Pranzo_dei_poveriÈ tutta questione di… sacralità.

La notizia, come spesso accade con questo Papa, è la solita, anche se declinata secondo le necessità del momento.

Bene, personalmente, nonostante abbia apertamente dichiarato che nutro qualche dubbio sulle esternazioni magistrali ecclesiastiche di questo Papa, non credo che in questo caso, il pranzo dei poveri, si tratti di una abdicazione alla tradizione evangelica cattolica.

Penso, invece, che si tratti di una questione di indubbio valore sociale e culturale, visto che i poveri presenti sul territorio nazionale sono oramai appartenenti a diverse culture, senza escludere quella italiana. In effetti, non dobbiamo dimenticare che anche fra gli italiani indigeni ed autoctoni sono in aumento i poveri, e non vedo un ottimo futuro di ripresa con la presenza di questi politici inutili, irresponsabili e poltronari.

Dunque, permettere ad un più ampio numero di persone di partecipare ad un pranzo, avendo anche l’occasione di farlo in un contesto decisamente accogliente, e con un menù altrettanto invitante, mi sembra sia un ragionamento frutto di buon senso. Mi direte che proprio di buon senso siamo sostanzialmente sprovvisti in questo periodo storico mondiale, ed è vero. Se così non fosse non assisteremmo ad atteggiamenti mentali e comportamentali che continuano a mettere a rischio la nostra esistenza futura come specie.
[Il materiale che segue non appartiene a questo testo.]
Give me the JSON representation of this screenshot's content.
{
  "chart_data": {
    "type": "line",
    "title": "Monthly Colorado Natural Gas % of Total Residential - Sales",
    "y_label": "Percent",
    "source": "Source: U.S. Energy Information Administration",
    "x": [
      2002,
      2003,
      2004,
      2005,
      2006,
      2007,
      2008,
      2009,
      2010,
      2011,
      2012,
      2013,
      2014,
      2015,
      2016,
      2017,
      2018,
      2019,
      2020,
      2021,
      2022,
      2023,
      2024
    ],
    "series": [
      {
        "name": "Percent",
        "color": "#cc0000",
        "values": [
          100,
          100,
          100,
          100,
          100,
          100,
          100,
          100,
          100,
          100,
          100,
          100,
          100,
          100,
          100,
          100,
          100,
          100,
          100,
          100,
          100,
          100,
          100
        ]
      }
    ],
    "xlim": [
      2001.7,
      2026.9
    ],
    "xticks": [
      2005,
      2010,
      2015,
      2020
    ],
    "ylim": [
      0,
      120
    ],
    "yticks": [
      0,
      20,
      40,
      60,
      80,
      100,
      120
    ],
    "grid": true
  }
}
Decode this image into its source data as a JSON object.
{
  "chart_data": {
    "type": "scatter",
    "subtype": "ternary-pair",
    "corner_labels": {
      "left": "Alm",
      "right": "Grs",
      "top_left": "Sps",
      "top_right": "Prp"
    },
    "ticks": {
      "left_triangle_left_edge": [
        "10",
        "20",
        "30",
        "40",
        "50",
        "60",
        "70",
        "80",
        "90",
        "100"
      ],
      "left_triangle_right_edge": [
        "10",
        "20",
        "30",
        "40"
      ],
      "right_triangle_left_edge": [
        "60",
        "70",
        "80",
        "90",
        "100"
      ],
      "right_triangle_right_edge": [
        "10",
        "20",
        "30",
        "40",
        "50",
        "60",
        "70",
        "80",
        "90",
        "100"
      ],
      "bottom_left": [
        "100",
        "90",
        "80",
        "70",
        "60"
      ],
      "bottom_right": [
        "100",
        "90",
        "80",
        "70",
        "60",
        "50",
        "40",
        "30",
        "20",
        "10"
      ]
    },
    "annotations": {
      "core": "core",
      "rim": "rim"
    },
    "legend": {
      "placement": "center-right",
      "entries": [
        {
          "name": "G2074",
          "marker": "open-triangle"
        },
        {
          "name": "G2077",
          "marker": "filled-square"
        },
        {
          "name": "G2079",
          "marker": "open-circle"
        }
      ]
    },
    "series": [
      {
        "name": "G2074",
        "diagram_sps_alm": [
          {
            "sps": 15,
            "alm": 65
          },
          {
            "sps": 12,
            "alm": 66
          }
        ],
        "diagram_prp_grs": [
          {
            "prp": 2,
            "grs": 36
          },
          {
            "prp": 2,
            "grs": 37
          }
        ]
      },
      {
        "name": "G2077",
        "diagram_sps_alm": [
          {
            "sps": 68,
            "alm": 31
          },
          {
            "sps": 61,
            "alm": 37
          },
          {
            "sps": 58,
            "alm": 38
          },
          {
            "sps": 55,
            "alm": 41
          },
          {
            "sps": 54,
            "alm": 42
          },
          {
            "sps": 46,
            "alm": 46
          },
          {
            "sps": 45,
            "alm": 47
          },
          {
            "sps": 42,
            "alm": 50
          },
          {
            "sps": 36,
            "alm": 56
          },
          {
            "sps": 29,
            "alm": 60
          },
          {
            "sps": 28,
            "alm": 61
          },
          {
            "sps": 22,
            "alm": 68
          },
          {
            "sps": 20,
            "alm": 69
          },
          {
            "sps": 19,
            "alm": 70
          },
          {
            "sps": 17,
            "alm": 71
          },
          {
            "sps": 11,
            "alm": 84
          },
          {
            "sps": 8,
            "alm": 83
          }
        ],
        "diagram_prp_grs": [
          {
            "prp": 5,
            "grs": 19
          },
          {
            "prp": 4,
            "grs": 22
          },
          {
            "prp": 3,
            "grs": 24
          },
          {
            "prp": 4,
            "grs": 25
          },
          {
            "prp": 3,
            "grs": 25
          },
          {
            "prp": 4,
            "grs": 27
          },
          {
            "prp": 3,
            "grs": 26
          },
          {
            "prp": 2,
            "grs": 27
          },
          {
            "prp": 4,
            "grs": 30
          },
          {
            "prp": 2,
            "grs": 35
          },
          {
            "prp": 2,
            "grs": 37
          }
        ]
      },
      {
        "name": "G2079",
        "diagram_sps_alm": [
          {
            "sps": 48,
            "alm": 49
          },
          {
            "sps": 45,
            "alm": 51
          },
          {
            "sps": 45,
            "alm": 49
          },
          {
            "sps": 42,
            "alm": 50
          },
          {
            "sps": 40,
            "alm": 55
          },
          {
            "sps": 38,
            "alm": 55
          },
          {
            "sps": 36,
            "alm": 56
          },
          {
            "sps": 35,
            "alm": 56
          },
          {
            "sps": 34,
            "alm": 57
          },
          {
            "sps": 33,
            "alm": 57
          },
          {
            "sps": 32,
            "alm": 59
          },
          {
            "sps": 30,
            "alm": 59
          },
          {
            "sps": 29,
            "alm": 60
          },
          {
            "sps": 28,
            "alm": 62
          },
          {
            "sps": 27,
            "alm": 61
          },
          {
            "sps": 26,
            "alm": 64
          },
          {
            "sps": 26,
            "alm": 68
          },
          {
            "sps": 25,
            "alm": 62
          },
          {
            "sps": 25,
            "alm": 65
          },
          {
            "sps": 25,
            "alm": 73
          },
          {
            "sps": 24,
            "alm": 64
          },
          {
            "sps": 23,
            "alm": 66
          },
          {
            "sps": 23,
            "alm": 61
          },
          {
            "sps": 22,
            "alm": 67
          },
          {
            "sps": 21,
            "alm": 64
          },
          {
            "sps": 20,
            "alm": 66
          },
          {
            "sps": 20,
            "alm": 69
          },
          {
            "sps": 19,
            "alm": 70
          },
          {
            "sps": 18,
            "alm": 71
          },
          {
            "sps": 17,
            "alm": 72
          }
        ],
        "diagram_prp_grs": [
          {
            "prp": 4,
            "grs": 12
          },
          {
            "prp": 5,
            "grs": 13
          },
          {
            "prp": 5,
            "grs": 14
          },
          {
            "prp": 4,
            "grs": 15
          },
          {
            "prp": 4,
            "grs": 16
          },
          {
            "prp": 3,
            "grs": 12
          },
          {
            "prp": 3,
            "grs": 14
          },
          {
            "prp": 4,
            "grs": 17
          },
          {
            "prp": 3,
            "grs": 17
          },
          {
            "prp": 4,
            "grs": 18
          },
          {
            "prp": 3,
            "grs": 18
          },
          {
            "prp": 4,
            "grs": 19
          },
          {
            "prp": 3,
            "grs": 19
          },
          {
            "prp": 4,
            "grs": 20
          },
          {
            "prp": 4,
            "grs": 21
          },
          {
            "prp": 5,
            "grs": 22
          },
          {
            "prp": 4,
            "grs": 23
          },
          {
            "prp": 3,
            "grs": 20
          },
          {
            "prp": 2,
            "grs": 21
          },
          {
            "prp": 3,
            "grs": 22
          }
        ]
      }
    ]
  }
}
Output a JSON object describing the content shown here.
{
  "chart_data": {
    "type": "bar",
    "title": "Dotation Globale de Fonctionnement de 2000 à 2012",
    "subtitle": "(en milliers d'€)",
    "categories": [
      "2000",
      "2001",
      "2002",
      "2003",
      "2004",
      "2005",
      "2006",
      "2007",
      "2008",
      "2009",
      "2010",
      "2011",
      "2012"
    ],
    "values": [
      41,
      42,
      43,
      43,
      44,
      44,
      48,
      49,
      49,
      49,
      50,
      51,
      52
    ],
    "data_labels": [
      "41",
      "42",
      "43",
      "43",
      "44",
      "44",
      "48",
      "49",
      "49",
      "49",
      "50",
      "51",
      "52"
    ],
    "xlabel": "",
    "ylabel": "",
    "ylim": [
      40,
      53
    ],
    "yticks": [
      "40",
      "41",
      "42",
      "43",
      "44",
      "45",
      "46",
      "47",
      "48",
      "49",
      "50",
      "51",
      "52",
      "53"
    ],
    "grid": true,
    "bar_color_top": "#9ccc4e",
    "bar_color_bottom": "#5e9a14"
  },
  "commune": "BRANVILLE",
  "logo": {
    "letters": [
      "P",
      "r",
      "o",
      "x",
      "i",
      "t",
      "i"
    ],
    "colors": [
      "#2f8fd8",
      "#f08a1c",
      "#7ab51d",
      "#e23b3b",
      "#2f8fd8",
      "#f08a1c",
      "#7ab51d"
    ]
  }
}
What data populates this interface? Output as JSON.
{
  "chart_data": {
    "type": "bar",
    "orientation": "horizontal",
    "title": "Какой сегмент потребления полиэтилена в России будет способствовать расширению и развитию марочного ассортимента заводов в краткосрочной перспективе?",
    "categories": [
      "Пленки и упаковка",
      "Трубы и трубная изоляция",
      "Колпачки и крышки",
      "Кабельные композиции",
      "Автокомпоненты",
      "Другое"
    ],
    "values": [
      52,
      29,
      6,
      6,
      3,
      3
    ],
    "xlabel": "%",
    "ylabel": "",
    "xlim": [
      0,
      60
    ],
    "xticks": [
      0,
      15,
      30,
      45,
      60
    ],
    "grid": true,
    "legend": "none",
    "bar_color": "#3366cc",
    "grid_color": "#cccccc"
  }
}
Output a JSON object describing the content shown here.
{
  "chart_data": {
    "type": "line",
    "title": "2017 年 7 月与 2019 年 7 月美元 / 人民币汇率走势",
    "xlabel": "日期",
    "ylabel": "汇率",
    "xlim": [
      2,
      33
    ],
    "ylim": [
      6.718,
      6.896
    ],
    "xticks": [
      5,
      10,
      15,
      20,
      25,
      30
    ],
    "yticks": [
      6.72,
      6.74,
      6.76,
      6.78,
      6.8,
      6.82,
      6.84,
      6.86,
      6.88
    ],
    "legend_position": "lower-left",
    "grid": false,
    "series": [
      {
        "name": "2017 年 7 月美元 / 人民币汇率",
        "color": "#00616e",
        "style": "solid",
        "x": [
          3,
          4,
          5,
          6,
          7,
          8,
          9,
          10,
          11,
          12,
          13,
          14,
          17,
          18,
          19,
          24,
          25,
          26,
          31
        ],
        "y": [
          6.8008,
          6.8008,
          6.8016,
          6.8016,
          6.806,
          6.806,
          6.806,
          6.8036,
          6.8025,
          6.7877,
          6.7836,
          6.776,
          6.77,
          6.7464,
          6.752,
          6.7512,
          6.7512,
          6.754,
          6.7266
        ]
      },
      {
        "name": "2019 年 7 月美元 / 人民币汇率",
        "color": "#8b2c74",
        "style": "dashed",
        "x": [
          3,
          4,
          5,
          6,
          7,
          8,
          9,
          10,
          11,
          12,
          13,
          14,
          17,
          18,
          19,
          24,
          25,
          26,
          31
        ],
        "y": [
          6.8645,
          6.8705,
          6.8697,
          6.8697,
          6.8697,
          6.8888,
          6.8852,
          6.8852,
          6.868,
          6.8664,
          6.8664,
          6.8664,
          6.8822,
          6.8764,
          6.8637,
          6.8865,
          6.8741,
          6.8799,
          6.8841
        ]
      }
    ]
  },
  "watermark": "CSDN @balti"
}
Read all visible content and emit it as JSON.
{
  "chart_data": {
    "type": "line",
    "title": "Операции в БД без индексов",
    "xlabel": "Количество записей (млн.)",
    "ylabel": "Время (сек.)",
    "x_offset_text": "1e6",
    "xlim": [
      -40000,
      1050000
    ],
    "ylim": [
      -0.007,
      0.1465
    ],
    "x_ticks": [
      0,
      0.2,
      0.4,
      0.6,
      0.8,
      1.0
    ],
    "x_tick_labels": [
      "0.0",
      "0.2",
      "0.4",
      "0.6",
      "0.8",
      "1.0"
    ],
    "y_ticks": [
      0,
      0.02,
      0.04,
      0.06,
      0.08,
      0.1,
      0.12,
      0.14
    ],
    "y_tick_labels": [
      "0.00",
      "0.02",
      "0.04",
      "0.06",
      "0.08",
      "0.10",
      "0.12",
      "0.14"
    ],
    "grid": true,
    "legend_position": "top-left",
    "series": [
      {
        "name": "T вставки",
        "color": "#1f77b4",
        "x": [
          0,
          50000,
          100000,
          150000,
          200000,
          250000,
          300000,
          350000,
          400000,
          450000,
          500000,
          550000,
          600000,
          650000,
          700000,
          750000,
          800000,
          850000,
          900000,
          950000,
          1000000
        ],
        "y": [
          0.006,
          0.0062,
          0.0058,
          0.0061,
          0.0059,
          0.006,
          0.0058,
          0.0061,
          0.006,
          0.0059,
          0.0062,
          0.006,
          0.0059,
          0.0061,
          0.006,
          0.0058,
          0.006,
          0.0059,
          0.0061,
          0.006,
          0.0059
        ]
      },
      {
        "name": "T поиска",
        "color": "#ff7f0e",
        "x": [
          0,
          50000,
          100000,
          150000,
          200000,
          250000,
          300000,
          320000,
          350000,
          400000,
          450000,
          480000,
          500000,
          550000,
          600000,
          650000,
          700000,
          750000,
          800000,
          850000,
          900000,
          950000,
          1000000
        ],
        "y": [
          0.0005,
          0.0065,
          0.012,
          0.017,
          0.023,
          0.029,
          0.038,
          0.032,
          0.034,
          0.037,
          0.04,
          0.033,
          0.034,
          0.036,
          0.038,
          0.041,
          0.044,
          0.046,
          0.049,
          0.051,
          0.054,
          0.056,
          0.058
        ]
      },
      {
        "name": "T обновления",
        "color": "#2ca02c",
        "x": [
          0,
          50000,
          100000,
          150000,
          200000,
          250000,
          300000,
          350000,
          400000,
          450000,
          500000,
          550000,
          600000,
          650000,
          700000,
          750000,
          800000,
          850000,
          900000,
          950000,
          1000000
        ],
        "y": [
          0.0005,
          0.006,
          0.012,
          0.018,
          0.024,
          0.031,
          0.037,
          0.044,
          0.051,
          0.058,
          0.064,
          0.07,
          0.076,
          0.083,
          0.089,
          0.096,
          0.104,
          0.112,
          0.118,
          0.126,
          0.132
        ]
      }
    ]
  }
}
Dal punto di vista antropologico, la possibilità di condividere un pasto assieme ad altre persone è un fatto importante, significativo ed evolutivo. Il pranzo, come qualsiasi momento in cui si condivide del cibo, è il momento in cui ci si nutre vicendevolmente, ascoltando a tavola le storie di vita di ognuno, scambiandosi così anche il significato che si possiede della propria esistenza. È un momento importante, di vera e propria aggregazione sociale e culturale, grazie al quale anche le differenze interculturali possono rivelarsi liminali, rispetto alle comunanze umane che si possono scoprire. Dunque, in nome di queste considerazioni, credo che il Papa, almeno questa volta, abbia effettivamente voluto comunicare questi concetti, attraverso l’importante pratica della condivisione del cibo. Penso anche che questo insegnamento non sia cattolico, ma cristiano, nella sua valenza globale ed evolutiva, ossia espressione di un destino comune a tutti gli esseri umani: la necessità di sopravvivere tutti, nonostante il male, dunque il denaro, sia favorevole ai potenti. Ma anche i potenti hanno i loro menù, le loro pratiche e comportamenti, con i quali confermano a tutti la loro supremazia, credendo di poter mangiare fra loro in eterno.

La solita miseria umana.

Niente di nuovo, come sempre, per ora.